One of my sensei, an Isshin-Ryu Yon-Dan, had a serious heart attack yesterday - I just found out at the dojo tonight.  He's a great guy, going through some tough times, a fellow diabetic like myself.  Wife and three wonderful children.  I would ask for prayers, good thoughts, whatever you can spare.  Thanks!

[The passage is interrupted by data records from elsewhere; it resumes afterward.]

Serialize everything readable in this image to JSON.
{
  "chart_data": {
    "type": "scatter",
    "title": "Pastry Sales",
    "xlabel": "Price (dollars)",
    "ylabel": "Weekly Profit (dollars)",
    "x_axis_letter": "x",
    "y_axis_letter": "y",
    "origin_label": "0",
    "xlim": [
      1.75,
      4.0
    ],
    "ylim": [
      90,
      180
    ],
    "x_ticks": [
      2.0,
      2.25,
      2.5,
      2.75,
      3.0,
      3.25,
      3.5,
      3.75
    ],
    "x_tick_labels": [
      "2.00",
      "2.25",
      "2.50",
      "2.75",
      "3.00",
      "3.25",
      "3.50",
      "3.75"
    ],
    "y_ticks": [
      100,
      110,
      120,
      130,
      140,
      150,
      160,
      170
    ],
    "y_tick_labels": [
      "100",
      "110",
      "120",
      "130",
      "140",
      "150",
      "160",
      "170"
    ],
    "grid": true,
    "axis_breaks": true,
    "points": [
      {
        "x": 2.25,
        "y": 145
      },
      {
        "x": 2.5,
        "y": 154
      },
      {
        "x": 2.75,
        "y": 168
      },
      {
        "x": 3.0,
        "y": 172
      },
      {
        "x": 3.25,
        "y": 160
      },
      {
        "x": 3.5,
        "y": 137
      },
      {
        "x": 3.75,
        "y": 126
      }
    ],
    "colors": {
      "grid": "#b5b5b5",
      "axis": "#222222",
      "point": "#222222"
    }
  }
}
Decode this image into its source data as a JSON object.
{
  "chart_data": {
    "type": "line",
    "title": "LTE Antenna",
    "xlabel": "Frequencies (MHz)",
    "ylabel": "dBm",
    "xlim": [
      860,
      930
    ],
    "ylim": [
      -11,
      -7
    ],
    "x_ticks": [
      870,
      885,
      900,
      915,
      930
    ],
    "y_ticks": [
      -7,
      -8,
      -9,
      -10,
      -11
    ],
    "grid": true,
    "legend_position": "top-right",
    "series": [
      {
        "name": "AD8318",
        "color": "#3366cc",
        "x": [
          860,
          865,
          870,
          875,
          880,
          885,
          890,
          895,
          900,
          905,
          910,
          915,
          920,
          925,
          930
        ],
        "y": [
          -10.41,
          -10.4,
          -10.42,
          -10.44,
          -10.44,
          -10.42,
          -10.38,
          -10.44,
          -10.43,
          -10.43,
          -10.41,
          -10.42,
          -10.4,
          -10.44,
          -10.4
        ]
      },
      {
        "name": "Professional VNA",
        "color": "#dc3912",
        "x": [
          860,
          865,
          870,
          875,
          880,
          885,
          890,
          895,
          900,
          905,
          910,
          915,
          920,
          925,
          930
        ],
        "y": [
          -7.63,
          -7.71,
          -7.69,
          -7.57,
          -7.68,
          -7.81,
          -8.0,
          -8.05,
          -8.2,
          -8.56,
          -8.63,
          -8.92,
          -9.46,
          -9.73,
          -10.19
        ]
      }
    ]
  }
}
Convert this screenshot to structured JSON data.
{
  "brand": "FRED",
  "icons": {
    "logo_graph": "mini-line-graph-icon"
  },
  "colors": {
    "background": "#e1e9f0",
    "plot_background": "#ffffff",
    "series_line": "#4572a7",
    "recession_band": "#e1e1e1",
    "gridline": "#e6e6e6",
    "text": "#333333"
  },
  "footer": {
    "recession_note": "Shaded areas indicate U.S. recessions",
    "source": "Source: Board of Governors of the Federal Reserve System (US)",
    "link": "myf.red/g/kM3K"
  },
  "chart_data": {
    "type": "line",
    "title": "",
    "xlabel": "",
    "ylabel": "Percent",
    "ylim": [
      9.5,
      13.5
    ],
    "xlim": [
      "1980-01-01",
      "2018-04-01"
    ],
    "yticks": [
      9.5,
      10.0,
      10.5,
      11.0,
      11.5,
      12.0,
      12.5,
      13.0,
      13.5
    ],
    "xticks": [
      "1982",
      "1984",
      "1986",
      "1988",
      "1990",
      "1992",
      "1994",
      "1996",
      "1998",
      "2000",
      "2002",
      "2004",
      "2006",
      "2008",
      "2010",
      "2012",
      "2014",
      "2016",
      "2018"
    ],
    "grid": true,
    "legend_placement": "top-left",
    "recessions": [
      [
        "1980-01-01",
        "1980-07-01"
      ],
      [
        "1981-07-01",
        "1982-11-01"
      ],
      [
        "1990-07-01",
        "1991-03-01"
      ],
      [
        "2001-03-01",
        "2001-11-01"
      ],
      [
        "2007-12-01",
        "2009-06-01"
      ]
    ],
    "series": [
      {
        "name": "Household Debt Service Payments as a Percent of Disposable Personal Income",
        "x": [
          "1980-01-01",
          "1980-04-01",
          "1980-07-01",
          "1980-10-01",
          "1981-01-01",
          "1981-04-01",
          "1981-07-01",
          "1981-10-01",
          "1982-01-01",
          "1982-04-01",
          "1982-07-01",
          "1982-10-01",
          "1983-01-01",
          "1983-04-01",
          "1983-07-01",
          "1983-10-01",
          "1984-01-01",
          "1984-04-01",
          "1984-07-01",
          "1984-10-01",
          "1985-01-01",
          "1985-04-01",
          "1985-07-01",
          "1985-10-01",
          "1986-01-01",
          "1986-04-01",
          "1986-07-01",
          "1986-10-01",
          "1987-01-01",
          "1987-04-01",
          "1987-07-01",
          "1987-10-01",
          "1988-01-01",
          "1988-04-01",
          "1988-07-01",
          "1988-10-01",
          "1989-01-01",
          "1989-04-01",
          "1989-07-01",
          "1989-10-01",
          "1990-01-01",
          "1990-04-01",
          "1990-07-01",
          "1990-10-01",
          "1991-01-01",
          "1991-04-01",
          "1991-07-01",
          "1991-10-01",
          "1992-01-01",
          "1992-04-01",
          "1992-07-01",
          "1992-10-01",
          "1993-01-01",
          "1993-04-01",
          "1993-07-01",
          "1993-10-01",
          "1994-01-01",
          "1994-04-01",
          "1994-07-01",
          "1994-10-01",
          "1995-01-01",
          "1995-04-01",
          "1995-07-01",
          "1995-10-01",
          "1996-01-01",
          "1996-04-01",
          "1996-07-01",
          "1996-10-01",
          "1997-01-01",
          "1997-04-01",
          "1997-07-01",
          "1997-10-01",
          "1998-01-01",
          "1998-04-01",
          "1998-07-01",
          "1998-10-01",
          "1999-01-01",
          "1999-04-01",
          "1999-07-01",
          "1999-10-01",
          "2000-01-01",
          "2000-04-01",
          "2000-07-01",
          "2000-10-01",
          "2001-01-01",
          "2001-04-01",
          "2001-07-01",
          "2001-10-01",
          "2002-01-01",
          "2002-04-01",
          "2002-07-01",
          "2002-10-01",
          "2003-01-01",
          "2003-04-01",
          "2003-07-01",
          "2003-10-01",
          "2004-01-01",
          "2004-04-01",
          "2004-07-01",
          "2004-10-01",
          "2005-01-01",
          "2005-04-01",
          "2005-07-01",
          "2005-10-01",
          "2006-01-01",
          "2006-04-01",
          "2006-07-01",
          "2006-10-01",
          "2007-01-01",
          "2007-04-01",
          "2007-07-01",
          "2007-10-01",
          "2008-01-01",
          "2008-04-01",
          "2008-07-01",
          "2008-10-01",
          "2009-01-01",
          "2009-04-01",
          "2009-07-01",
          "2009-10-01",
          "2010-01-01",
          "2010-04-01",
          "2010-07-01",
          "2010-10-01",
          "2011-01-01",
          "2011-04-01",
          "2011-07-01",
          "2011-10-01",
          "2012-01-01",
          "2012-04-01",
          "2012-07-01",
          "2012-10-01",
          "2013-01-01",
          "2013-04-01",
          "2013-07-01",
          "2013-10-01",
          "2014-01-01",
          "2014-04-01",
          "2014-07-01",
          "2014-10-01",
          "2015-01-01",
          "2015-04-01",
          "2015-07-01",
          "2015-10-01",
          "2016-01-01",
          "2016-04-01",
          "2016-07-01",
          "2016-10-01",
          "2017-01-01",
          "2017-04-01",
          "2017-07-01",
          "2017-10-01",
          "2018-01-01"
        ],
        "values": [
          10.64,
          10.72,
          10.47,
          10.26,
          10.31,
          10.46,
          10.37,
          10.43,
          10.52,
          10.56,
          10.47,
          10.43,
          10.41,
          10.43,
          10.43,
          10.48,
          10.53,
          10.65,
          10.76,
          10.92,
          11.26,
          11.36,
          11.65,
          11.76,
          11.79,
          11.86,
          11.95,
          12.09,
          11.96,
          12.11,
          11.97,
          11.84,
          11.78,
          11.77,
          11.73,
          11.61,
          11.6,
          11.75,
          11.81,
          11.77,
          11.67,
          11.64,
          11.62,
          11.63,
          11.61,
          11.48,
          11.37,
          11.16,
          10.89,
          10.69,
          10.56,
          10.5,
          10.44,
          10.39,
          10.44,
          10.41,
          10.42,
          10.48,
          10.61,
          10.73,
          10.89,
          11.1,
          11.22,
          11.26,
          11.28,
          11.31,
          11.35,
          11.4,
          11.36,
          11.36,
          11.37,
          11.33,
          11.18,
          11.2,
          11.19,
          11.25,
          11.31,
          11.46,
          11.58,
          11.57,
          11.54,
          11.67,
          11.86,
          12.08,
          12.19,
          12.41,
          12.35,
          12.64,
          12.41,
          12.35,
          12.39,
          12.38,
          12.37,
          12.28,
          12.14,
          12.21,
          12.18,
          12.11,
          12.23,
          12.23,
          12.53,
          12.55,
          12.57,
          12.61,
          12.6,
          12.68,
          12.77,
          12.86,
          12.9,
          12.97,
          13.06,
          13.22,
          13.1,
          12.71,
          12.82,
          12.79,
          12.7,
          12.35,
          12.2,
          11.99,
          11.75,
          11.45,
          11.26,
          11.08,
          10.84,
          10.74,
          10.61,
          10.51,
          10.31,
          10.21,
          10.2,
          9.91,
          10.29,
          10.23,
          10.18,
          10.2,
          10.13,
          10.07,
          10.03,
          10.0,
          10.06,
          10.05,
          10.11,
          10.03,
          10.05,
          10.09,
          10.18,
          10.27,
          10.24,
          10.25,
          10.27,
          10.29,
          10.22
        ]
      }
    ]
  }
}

http://hollowaysisshinryu.com/instructors/




Holloway's Isshin-Ryu Karate Christmas Party 2010 by Wigwam Jones, on Flickr


----------



## Touch Of Death (Mar 24, 2011)

I wish he and his family the best. My prayers are with you.
Sean


----------



## seasoned (Mar 24, 2011)

Sorry to hear this, Bill. My prayers are with him and his family.


----------



## LuckyKBoxer (Mar 24, 2011)

I am not the praying sort, but this is something I wish noone would have to deal with. I hope him nothing but a fast and complete recovery, and long and healthier life after this, and good things for his family friends and students.
Take care!


----------



## David43515 (Mar 24, 2011)

Prayers for him and his family.


----------



## elder999 (Mar 24, 2011)

In our prayers, Bill....


----------



## granfire (Mar 25, 2011)

In my thoughts and prayers.


----------



## Aikicomp (Mar 25, 2011)

Thoughts and prayers Bill. Send me his name and I'll put him in the Prayer of the Faithfull this week at Mass and ask our Priest to keep him in his prayers.

genleejujitsu@optimum.net

Michael


----------



## seasoned (Mar 25, 2011)

Aikicomp said:


> Thoughts and prayers Bill. Send me his name and I'll put him in the Prayer of the Faithfull this week at Mass and ask our Priest to keep him in his prayers.
> 
> genleejujitsu@optimum.net
> 
> Michael


 

Sensei Eli Uballe, Yon Dan, Isshin-Ryu


----------



## fangjian (Mar 25, 2011)

Sorry to hear. I hope that he has a successful recovery.


----------



## punisher73 (Mar 25, 2011)

Done.

Please give us updates on his progress if you are able.


----------



## shesulsa (Mar 25, 2011)

Prayers going up, Bill.


----------



## Aiki Lee (Mar 25, 2011)

God be with him and all that know him.


----------



## Blade96 (Mar 25, 2011)

Poor sensei! 

hope he gets better.


----------



## Brian R. VanCise (Mar 25, 2011)

Paryers sent that way Bill!  I hope he makes a speedy recovery!


----------



## Sukerkin (Mar 25, 2011)

The very best of sincere good wishes for his recovery.  May the determination that has borne him to his yondan serve him well in his time of illness :sensei rei:.


----------



## Amoroque (Mar 25, 2011)

Prayers sent for a complete and speedy recovery.


----------



## Bill Mattocks (Mar 25, 2011)

I regret to announce that Sensei Uballe has passed.  I have started a new thread in the Memorials forum.  Thank you all for your kind thoughts and prayers.


----------



## granfire (Mar 25, 2011)

Godspeed.


----------